Monday, November 26, 2007

Dia -758

Receptáculo anónimo do espanto

(A imagem deste belo castanheiro foi tirada de Montesinho Vivo)


Árvore rumorosa pedestal da sombra

sinal de intimidade decrescente

que a primavera veste pontualmente

e os olhos do poema de repente deslumbra

Receptáculo anónimo do espanto

capaz de encher aquele que direito à morte passa

e no ar da manhã inconsequente traça

e rasto desprendido do seu canto

Não há inverno rigoroso que te impeça

de rematar esse trabalho que começa

na primeira folha que nos braços te desponta

Explodiste de vida e és serenidade

e imprimes no coração mais fundo da cidade

a marca do princípio a que tudo remonta

Ruy Belo - Àrvore Rumorosa

6 comments:

Lou Salomé said...

tão lindo! o teu castanheiro. é este o TEU? o TAL? não importa nada. voltei a maravilhar-me com as cores das folhas. tal como os embomdeiros, também tem espaço para acolher alguém. deveríamos aprender mais esta lição: a hospitalidade. não a social. falo de deixar que as pessoas morem em nós. mas para isso é preciso estarmos disponíveis para 'criar laços', não é?

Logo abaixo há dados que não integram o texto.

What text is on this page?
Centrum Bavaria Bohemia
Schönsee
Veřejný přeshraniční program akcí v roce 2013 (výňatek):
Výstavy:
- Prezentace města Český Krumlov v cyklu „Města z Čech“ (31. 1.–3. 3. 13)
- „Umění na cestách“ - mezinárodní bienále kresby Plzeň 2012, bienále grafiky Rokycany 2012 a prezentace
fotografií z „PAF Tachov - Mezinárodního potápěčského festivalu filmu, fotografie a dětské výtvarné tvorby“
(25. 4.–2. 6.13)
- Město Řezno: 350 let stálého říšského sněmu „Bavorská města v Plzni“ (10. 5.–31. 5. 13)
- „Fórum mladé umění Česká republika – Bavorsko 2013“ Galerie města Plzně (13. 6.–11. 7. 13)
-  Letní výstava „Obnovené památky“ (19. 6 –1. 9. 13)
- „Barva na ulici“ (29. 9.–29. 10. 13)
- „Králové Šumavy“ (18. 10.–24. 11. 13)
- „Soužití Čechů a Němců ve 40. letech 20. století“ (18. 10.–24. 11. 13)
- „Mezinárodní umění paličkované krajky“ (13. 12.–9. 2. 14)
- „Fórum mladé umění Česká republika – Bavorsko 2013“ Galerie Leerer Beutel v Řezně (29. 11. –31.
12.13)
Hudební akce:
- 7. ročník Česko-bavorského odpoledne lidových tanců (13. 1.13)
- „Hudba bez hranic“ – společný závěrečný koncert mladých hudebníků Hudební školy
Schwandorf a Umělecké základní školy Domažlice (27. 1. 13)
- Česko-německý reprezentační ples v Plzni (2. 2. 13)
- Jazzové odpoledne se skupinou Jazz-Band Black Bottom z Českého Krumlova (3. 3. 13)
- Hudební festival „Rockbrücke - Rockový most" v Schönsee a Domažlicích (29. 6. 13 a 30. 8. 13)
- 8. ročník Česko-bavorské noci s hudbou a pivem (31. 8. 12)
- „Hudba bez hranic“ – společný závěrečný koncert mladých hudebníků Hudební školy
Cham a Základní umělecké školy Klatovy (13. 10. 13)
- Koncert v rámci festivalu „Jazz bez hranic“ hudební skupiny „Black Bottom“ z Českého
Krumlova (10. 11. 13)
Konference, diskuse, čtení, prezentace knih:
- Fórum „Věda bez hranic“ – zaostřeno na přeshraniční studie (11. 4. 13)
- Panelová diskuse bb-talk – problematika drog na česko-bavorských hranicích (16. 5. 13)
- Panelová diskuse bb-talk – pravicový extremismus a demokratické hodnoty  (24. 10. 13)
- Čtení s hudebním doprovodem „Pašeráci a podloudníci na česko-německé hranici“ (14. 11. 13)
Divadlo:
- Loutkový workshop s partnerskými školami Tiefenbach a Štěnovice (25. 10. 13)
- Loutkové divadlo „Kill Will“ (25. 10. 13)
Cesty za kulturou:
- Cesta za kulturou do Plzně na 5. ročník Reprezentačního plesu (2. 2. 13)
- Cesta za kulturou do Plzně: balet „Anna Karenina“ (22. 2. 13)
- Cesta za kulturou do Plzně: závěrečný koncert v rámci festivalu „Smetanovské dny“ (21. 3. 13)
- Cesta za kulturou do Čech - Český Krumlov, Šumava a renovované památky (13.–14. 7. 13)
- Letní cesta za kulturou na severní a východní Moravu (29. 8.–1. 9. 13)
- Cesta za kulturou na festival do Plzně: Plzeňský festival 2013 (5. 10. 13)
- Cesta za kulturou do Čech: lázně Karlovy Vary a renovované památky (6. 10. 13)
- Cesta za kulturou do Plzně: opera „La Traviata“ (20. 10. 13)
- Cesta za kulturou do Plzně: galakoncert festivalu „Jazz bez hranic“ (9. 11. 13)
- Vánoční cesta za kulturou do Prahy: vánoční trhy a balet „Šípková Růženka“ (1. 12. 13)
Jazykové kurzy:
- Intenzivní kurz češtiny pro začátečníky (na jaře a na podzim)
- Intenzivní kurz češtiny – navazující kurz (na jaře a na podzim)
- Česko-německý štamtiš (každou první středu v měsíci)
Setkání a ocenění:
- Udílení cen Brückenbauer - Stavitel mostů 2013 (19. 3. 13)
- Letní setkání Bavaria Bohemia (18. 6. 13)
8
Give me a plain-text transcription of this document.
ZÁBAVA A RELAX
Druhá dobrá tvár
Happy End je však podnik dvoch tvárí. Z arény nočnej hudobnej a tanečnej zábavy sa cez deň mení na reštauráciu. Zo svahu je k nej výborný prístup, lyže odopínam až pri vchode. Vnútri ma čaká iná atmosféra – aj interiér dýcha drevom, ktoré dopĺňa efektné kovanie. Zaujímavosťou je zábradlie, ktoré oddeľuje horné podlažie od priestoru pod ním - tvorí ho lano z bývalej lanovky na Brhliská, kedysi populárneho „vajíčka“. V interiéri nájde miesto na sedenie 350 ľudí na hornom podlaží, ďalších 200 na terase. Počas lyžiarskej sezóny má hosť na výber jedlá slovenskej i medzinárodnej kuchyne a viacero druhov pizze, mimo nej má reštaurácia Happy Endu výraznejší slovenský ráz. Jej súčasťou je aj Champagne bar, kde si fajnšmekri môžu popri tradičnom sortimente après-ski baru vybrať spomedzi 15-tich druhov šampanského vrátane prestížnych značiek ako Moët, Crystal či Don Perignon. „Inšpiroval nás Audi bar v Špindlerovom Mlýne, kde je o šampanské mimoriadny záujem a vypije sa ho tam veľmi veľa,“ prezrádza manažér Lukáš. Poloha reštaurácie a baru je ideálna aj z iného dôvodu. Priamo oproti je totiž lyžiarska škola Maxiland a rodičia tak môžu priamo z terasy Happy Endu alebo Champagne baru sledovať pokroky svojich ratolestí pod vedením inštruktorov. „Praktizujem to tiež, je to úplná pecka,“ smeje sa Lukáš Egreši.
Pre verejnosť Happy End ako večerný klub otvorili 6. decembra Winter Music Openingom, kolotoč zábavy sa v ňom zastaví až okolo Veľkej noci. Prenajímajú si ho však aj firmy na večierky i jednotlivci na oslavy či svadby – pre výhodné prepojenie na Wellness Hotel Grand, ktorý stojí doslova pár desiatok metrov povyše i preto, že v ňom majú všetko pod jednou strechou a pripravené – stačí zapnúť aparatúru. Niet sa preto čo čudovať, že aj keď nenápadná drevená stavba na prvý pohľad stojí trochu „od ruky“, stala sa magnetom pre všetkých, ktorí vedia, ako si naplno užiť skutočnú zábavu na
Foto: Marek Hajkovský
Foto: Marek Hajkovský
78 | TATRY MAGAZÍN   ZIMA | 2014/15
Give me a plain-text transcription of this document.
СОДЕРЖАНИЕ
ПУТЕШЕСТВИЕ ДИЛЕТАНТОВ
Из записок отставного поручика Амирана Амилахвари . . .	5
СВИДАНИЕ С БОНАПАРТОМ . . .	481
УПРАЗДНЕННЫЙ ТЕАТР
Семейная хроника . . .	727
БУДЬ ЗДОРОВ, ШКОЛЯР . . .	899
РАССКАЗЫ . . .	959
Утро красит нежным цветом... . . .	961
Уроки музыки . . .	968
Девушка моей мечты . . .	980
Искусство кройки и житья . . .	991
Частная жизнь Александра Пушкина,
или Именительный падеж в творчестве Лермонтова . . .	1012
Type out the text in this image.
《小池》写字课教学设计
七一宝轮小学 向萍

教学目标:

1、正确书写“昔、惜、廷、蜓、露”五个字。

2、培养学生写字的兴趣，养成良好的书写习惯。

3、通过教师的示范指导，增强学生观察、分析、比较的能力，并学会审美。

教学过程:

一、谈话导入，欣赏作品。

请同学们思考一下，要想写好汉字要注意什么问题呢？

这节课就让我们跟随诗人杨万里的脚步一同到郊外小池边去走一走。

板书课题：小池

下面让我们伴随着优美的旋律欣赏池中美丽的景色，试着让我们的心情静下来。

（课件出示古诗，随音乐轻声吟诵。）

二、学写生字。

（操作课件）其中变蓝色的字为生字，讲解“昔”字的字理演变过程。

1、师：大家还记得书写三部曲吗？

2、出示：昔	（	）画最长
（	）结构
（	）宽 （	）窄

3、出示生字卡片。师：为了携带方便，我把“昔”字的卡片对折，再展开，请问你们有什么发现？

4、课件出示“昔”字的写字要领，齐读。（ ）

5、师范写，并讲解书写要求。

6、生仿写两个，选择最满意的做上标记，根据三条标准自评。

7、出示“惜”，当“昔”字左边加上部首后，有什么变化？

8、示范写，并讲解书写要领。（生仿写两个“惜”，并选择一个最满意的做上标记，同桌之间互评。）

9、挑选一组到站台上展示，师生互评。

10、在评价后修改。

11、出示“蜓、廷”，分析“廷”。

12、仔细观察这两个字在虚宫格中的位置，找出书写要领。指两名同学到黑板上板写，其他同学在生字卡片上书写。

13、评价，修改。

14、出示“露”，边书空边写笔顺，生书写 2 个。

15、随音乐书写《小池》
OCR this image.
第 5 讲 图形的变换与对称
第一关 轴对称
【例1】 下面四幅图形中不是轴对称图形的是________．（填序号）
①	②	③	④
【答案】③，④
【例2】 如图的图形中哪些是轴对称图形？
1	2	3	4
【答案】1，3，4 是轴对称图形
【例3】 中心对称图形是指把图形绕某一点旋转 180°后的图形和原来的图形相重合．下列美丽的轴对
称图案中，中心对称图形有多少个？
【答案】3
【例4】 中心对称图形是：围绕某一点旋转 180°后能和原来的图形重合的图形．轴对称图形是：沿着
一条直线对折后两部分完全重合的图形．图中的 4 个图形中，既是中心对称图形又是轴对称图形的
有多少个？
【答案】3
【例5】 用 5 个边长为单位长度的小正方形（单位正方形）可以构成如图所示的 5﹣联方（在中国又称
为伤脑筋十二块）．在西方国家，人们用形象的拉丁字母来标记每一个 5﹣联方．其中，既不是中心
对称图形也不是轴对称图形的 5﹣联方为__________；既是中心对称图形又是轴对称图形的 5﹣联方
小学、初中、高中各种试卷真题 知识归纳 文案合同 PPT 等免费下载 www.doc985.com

[tu já viste como este assunto das árvores nos tem permitido contar as nossas estórias, partilhar gostos literários, tirar lições de vida, descobrir semelhanças e diferenças, ... ? falta-me só deixar-te aqui mais uma achega sobre os embondeiros / imbondeiros: o seu fruto, que é a múcua ou múkua. se algum dia quiseres provar um sumo diz. eu faço para ti. de verdade. :-)]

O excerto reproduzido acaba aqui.